You will seek me and find me when you seek me with all your heart. Jeremiah 29:13
5. Grieve Together
The word grief used to bother me; I didn’t even like the sound of it. It brought about such a bad connotation and just brought me down. That is until it met me in a new place, bringing on a whole new perspective. One day when grief was hitting me rather hard, my middle daughter came into my bedroom and crawled into bed with me. She snuggled up close, and we just stayed silent for a while until I broke the silence and loudly declared how much I hated grief. Her immediate response was, “Me too.” Something happened in the moment. We looked at each other, and through sobs and mascara-stained checks, we began to laugh. Grief brought us to a place to connect and therefore feel one another’s pain. While grieving with my children, I learned to respect grief and the slow and tender healing it delicately brings. We need that time to grieve with our children. They need to know that while our feelings will come and go, bringing a bunch of highs and lows, we will be able to laugh and experience joy again.
He will wipe every tear from their eyes. There will be no more death or mourning or crying or pain, for the old order of things has passed away. Revelation 21:4
6. Pray with Them
When we face death and loss, it can either bring us to our knees in prayer, clumsily praying for God to restore and breathe back a little peace, or it can make us flee from the hurt, making us turn away from God. Our children are faced with the decision to turn or flee from God every time grief resurfaces. If you see your child struggling with grief, ask them to pray with you. It doesn’t have to be elaborate; it can be short and sweet, simply asking God for peace. But the action of pausing to pray is powerful. It shows your grieving child that He listens when we bring our hearts before God. If you can’t seem to muster up the words to pray, just sit and be still for a moment, because God knows the nature of your heart. In these delicate moments, we show our children that we must trust God fully and turn to Him.
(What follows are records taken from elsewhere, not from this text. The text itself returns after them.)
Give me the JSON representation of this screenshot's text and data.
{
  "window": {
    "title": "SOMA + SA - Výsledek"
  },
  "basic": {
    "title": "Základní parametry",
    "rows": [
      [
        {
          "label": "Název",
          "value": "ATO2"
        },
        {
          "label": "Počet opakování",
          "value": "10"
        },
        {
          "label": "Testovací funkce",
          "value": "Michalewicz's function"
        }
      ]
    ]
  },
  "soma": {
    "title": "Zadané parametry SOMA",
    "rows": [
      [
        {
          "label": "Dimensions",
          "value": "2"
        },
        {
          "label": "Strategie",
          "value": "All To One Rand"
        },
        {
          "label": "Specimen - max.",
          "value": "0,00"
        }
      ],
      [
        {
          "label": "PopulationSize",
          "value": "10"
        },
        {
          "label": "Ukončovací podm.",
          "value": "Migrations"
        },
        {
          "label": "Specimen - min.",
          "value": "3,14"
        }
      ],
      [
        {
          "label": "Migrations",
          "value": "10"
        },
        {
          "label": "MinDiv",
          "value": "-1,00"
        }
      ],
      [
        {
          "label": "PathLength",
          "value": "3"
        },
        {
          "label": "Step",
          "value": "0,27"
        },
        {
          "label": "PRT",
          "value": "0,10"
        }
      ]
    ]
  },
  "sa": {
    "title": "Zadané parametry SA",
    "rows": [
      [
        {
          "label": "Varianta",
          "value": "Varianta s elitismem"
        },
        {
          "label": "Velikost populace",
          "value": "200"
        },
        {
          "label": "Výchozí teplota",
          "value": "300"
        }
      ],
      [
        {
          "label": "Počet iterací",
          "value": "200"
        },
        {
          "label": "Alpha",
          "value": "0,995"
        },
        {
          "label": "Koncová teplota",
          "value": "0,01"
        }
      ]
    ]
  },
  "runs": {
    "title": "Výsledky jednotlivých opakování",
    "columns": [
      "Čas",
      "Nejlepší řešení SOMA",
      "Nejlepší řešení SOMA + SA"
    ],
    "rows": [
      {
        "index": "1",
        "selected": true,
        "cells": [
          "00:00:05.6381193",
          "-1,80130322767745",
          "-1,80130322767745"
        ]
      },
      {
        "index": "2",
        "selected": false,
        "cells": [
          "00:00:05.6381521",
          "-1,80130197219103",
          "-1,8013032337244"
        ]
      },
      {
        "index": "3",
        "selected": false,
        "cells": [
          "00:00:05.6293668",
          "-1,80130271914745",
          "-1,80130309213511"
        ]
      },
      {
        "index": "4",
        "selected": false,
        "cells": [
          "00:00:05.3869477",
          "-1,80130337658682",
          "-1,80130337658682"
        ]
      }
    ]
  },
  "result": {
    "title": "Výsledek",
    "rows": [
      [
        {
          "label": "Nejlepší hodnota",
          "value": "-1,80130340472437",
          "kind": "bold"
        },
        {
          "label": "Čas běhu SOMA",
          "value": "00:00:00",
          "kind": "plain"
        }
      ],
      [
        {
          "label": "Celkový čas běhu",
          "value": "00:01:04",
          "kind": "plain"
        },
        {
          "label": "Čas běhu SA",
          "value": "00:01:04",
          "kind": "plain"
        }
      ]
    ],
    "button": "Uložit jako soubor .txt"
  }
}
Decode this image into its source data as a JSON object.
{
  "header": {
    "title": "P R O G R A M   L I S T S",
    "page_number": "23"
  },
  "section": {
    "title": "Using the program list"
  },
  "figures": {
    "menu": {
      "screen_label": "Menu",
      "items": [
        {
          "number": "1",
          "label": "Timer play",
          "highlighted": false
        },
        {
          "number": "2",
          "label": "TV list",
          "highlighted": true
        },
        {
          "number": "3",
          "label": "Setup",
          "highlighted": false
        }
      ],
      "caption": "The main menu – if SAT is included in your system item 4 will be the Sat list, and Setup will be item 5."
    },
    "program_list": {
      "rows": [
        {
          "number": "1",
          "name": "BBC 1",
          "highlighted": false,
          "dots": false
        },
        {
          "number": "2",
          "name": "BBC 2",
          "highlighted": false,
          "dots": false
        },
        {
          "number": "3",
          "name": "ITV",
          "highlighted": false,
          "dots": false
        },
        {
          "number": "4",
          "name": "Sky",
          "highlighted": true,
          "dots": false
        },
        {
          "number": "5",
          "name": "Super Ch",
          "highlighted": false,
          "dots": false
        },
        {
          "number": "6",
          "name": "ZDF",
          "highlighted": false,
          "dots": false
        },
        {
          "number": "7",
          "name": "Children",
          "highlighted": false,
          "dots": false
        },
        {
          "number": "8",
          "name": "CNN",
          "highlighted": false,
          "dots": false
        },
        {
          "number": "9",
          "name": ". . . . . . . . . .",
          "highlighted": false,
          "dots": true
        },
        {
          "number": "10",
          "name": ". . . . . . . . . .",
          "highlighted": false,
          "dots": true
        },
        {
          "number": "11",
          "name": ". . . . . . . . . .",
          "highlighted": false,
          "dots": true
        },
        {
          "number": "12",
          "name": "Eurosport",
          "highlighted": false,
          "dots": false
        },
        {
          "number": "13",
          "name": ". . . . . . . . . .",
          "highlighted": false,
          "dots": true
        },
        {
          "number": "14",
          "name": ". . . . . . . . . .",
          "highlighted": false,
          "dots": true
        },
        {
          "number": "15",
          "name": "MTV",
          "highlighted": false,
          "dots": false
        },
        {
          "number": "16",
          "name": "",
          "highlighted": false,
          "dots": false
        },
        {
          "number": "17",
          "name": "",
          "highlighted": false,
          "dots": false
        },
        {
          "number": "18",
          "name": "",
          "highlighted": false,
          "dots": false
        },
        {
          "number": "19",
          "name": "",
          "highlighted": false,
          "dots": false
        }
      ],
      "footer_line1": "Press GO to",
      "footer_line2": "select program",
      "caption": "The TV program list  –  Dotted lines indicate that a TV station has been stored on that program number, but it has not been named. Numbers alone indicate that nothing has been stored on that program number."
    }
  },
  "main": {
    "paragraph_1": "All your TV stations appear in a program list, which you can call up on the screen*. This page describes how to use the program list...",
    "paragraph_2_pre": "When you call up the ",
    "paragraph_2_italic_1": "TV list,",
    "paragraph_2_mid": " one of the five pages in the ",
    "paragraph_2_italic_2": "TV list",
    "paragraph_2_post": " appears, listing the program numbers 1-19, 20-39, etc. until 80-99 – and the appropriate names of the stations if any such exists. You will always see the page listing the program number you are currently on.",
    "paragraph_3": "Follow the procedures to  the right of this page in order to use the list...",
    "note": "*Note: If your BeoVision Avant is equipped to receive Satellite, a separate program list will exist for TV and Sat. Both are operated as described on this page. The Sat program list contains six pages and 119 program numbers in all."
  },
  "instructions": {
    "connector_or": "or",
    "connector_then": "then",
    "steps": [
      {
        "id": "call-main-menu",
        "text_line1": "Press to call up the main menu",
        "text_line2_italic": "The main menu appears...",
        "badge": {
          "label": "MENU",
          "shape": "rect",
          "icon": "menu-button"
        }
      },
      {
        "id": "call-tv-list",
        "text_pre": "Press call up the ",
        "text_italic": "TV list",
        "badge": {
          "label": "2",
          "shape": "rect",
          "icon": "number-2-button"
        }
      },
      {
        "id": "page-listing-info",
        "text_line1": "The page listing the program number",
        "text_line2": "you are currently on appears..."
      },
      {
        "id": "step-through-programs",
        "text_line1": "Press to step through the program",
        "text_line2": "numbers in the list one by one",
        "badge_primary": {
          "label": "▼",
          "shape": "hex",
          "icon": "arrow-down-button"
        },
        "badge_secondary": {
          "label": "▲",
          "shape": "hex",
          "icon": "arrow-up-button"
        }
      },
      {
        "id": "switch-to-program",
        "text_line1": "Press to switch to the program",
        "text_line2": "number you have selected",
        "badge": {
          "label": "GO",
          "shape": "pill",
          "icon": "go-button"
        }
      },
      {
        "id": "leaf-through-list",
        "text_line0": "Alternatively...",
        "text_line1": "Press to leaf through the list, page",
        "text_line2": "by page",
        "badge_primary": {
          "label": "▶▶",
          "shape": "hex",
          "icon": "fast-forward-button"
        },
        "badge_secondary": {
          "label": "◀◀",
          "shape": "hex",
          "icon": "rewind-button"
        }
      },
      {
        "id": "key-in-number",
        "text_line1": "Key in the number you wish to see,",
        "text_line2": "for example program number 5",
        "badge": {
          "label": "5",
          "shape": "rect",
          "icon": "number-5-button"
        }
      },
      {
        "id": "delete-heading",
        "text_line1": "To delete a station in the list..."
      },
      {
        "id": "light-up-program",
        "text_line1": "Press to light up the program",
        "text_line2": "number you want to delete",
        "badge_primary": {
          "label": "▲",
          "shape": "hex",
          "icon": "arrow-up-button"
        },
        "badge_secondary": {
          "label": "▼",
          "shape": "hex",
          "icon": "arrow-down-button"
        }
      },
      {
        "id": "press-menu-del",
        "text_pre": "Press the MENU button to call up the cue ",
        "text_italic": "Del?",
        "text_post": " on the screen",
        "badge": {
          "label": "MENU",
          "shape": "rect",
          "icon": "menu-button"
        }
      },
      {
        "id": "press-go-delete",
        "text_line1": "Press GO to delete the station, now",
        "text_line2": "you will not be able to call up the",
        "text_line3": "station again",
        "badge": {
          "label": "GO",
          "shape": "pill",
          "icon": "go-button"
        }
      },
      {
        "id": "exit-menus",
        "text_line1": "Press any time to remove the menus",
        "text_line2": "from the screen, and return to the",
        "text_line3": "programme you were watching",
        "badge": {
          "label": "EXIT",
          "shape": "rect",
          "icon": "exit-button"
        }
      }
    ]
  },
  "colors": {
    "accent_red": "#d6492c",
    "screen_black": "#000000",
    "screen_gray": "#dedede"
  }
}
This is the confidence we have in approaching God: that if we ask anything according to his will, he hears us. 1 John 5:14
My Prayer for You
Heavenly Father,
You are so good to us, and we are so thankful that You are a God of comfort and peace. Today, I lift up the friend that is reading this with a heavy heart, trying to navigate the deep, messy, and murky waters of grief. I ask that You grant them an unexplainable peace that can only come from You and draw them close to feel Your wild and incredible love. Provide ways for this dear parent to reach the needs of their grieving child and tenderly help them feel safe, loved, and secure. I ask that You grant them the release of any guilt they may carry for grief reactions. Give each family member a heart to listen attentively to one another and allow them to share their feelings genuinely and openly. I pray You give them moments to grieve together in order to realize they are not alone on this difficult journey and provide rays of hope filled with outlets to find joy again. Lastly, I pray that You tuck sweet and fond memories within their heart to hold on to in dark times and remind them that they have a purpose and You have a beautiful plan for their lives. I pray all these things in Your Holy and Precious Name.
Amen.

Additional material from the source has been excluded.